As the moon sidles up

Must she sidle up,

As trips the scared moon

Away must she trip:

‘His light had struck me blind

Dared I stop’.

She sings as the moon sings:

‘I am I, am I;

The greater grows my light

The further that I fly’.

All creation shivers

With that sweet cry.

This poem is not merely about the possibilities of satisfying self-assertion. It is also an embodiment of the level of imaginative intensity and pleasure in one’s own eloquent articulateness (which need not be verbal) that comes to constitute a feasible test of how we might find satisfaction and challenge in a variety of psychological states.

One might even argue that an adequate ethics depends on the I coming to believe that its willing of its own identity depends on adapting certain possible identifications that can sustain this kind of pride without making it look ridiculous. One might even argue that for us not only to feel good about our responsiveness to pathos but to act consistently upon it we need a considerable dose of that pride. It is how we have intercourse with creation.

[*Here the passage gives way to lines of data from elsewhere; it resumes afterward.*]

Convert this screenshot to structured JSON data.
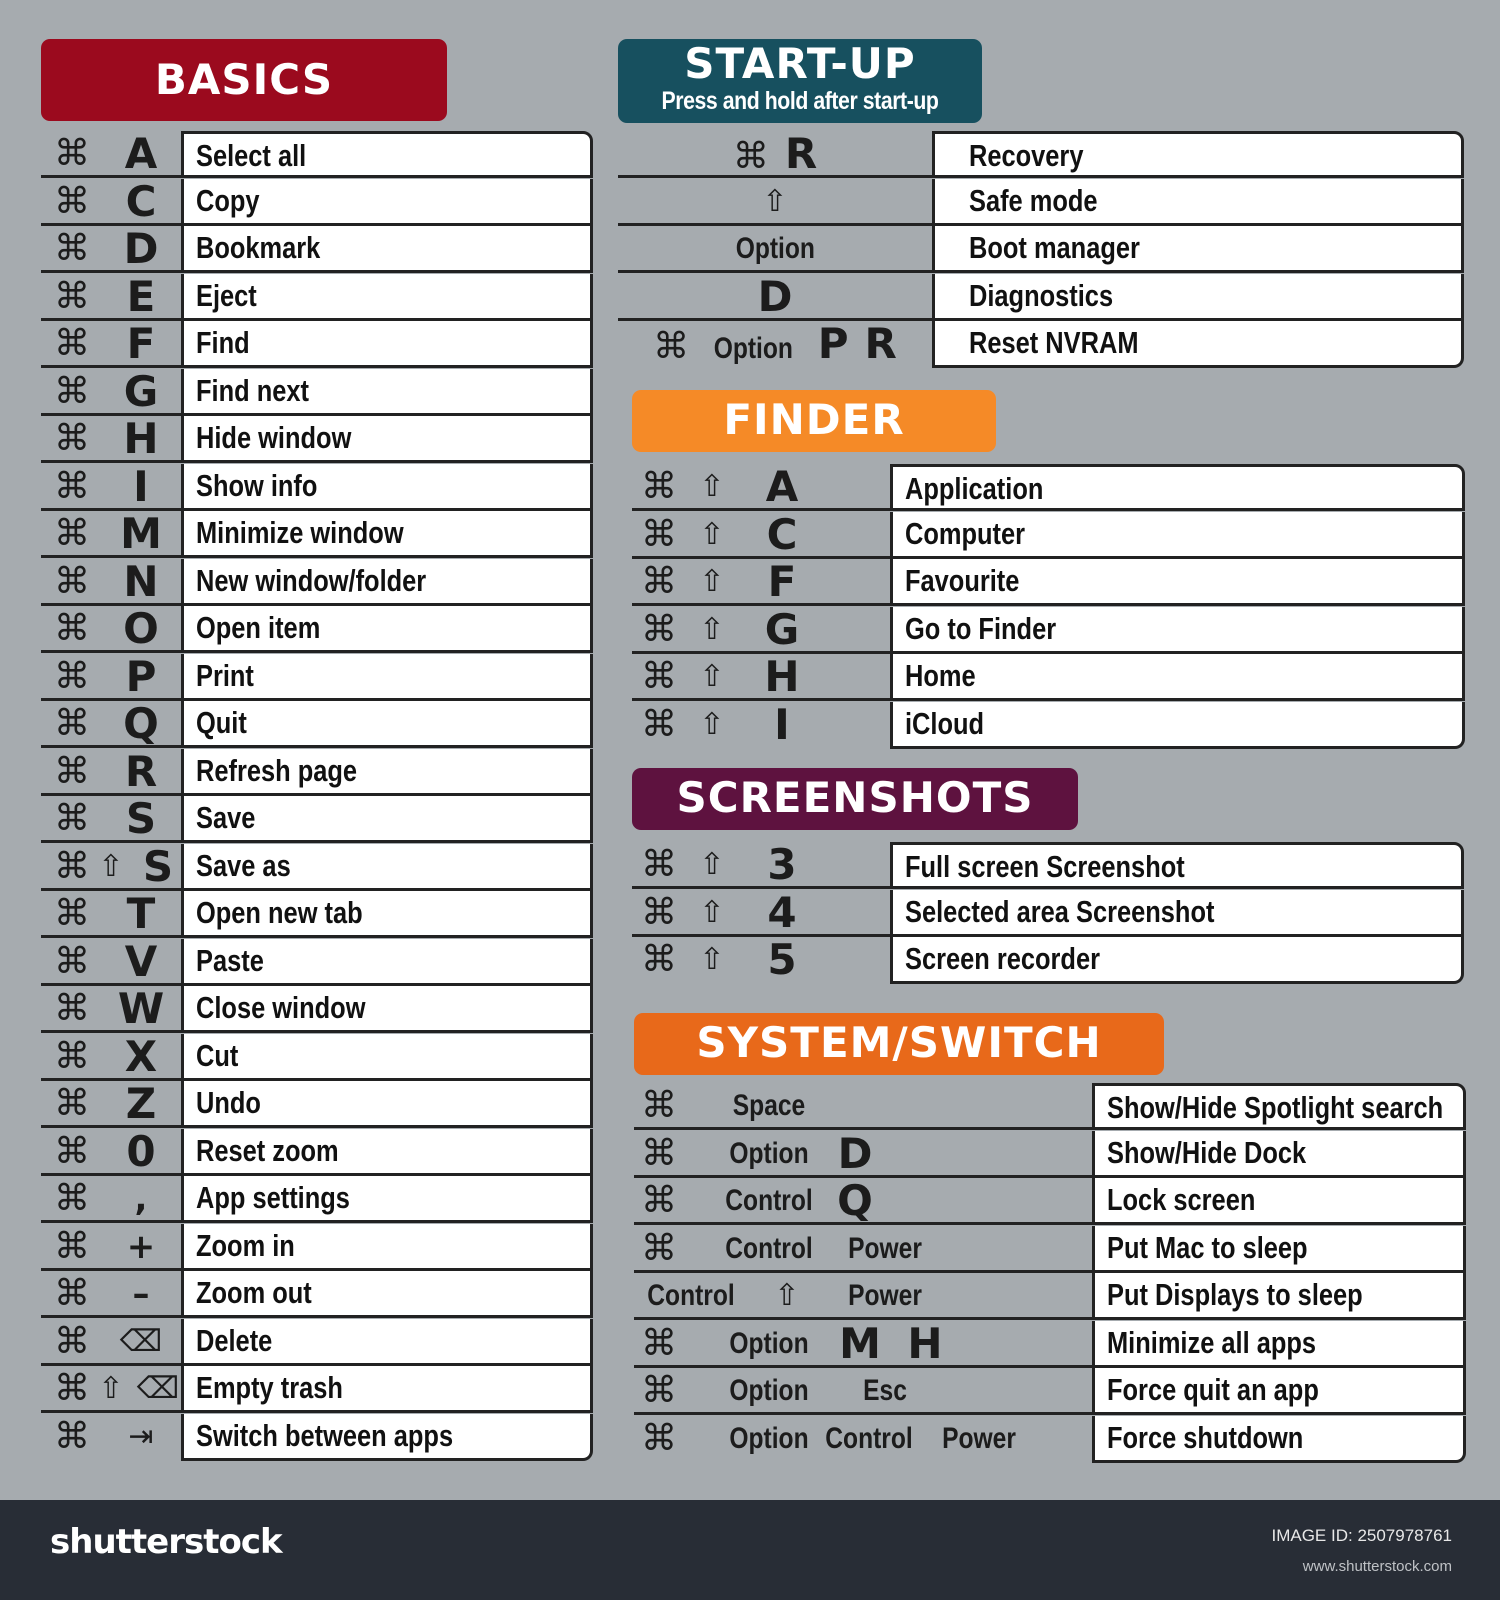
{
  "colors": {
    "background": "#a6abaf",
    "basics": "#9b0a1e",
    "startup": "#17505f",
    "finder": "#f58a27",
    "screenshots": "#5e123f",
    "system": "#e8691a",
    "footer": "#282d36"
  },
  "basics": {
    "title": "BASICS",
    "rows": [
      {
        "keys": [
          "⌘",
          "A"
        ],
        "action": "Select all"
      },
      {
        "keys": [
          "⌘",
          "C"
        ],
        "action": "Copy"
      },
      {
        "keys": [
          "⌘",
          "D"
        ],
        "action": "Bookmark"
      },
      {
        "keys": [
          "⌘",
          "E"
        ],
        "action": "Eject"
      },
      {
        "keys": [
          "⌘",
          "F"
        ],
        "action": "Find"
      },
      {
        "keys": [
          "⌘",
          "G"
        ],
        "action": "Find next"
      },
      {
        "keys": [
          "⌘",
          "H"
        ],
        "action": "Hide window"
      },
      {
        "keys": [
          "⌘",
          "I"
        ],
        "action": "Show info"
      },
      {
        "keys": [
          "⌘",
          "M"
        ],
        "action": "Minimize window"
      },
      {
        "keys": [
          "⌘",
          "N"
        ],
        "action": "New window/folder"
      },
      {
        "keys": [
          "⌘",
          "O"
        ],
        "action": "Open item"
      },
      {
        "keys": [
          "⌘",
          "P"
        ],
        "action": "Print"
      },
      {
        "keys": [
          "⌘",
          "Q"
        ],
        "action": "Quit"
      },
      {
        "keys": [
          "⌘",
          "R"
        ],
        "action": "Refresh page"
      },
      {
        "keys": [
          "⌘",
          "S"
        ],
        "action": "Save"
      },
      {
        "keys": [
          "⌘",
          "⇧",
          "S"
        ],
        "action": "Save as"
      },
      {
        "keys": [
          "⌘",
          "T"
        ],
        "action": "Open new tab"
      },
      {
        "keys": [
          "⌘",
          "V"
        ],
        "action": "Paste"
      },
      {
        "keys": [
          "⌘",
          "W"
        ],
        "action": "Close window"
      },
      {
        "keys": [
          "⌘",
          "X"
        ],
        "action": "Cut"
      },
      {
        "keys": [
          "⌘",
          "Z"
        ],
        "action": "Undo"
      },
      {
        "keys": [
          "⌘",
          "0"
        ],
        "action": "Reset zoom"
      },
      {
        "keys": [
          "⌘",
          ","
        ],
        "action": "App settings"
      },
      {
        "keys": [
          "⌘",
          "+"
        ],
        "action": "Zoom in"
      },
      {
        "keys": [
          "⌘",
          "–"
        ],
        "action": "Zoom out"
      },
      {
        "keys": [
          "⌘",
          "⌫"
        ],
        "action": "Delete"
      },
      {
        "keys": [
          "⌘",
          "⇧",
          "⌫"
        ],
        "action": "Empty trash"
      },
      {
        "keys": [
          "⌘",
          "⇥"
        ],
        "action": "Switch between apps"
      }
    ]
  },
  "startup": {
    "title": "START-UP",
    "subtitle": "Press and hold after start-up",
    "rows": [
      {
        "keys": [
          "⌘",
          "R"
        ],
        "action": "Recovery"
      },
      {
        "keys": [
          "⇧"
        ],
        "action": "Safe mode"
      },
      {
        "keys": [
          "Option"
        ],
        "action": "Boot manager"
      },
      {
        "keys": [
          "D"
        ],
        "action": "Diagnostics"
      },
      {
        "keys": [
          "⌘",
          "Option",
          "P",
          "R"
        ],
        "action": "Reset NVRAM"
      }
    ]
  },
  "finder": {
    "title": "FINDER",
    "rows": [
      {
        "keys": [
          "⌘",
          "⇧",
          "A"
        ],
        "action": "Application"
      },
      {
        "keys": [
          "⌘",
          "⇧",
          "C"
        ],
        "action": "Computer"
      },
      {
        "keys": [
          "⌘",
          "⇧",
          "F"
        ],
        "action": "Favourite"
      },
      {
        "keys": [
          "⌘",
          "⇧",
          "G"
        ],
        "action": "Go to Finder"
      },
      {
        "keys": [
          "⌘",
          "⇧",
          "H"
        ],
        "action": "Home"
      },
      {
        "keys": [
          "⌘",
          "⇧",
          "I"
        ],
        "action": "iCloud"
      }
    ]
  },
  "screenshots": {
    "title": "SCREENSHOTS",
    "rows": [
      {
        "keys": [
          "⌘",
          "⇧",
          "3"
        ],
        "action": "Full screen Screenshot"
      },
      {
        "keys": [
          "⌘",
          "⇧",
          "4"
        ],
        "action": "Selected area Screenshot"
      },
      {
        "keys": [
          "⌘",
          "⇧",
          "5"
        ],
        "action": "Screen recorder"
      }
    ]
  },
  "system": {
    "title": "SYSTEM/SWITCH",
    "rows": [
      {
        "keys": [
          "⌘",
          "Space"
        ],
        "action": "Show/Hide Spotlight search"
      },
      {
        "keys": [
          "⌘",
          "Option",
          "D"
        ],
        "action": "Show/Hide Dock"
      },
      {
        "keys": [
          "⌘",
          "Control",
          "Q"
        ],
        "action": "Lock screen"
      },
      {
        "keys": [
          "⌘",
          "Control",
          "Power"
        ],
        "action": "Put Mac to sleep"
      },
      {
        "keys": [
          "Control",
          "⇧",
          "Power"
        ],
        "action": "Put Displays to sleep"
      },
      {
        "keys": [
          "⌘",
          "Option",
          "M",
          "H"
        ],
        "action": "Minimize all apps"
      },
      {
        "keys": [
          "⌘",
          "Option",
          "Esc"
        ],
        "action": "Force quit an app"
      },
      {
        "keys": [
          "⌘",
          "Option",
          "Control",
          "Power"
        ],
        "action": "Force shutdown"
      }
    ]
  },
  "footer": {
    "brand": "shutterstock",
    "image_id": "IMAGE ID: 2507978761",
    "site": "www.shutterstock.com"
  }
}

Nussbaums’ theory of emotions seems not to have a place for either of the two states in the poem--the dependency by which the speaker understands what power is and the assertiveness by which she explores her own access to it. Both are extreme states; inded the poet wants to make his expression approximate absolute emotional conditions. There is no effort at cognition here--in part because there is no clear relation to cognition beyond our participation in what the poem makes available, and in part because these are not states that seek a "fit" with reason. Let reason find its ways of negotiating with what the poem can make so intensely real that it may have more claims upon us than reason can muster, at least so long as we stay within the orbit that the poem so complexly offers. The more we oppose ethos to pathos, the clearer it becomes that while rationality may require Nussbaum’s view of cognitive emotions, there are strong features of literary experience that sharply oppose it. Writers like James and Shakespeare and perhaps even Dante in his effort to characterize a loving intellect whose reason is far beyond our measures of it) share Yeats’s fascination with what we might call pure lyrical power and its fascinations. Such literary experiences ultimately demand our asking not how the emotions can be cognitive and adapted to judicious spectatorship but how they can bring about possible senses of value that have claims on us independent of reason.

This does not mean that we as agents can survive without heeding the claims of reason. It does mean that we as agents are not likely to thrive until we recognize how much that is in our possible interest is in conflict with reason as we understand its imperatives, or at least with how philosophers like Nussbaum understand its imperatives. Reason has its claims because we have to act in a world where accurate information is crucial, where laws of all kinds need to acknowledged, and where society needs shareable principles for assessing actions and agendas. But these claims take hold for us when either we contemplate substantial risks in our actions or when we enter theaters where justification is expected or necessary, that is when disciplinary ethics has a crucial role to play. But much of our lives takes place on quite different planes where justifications can be assumed or where they are not necessary. In these domains we need to know not what is right but what is possible for us to feel and to project and even to speculate upon. And in these domains we need less to worry about the social impact of our actions than the possible impact on our private lives of specific imaginative states and related energy fields.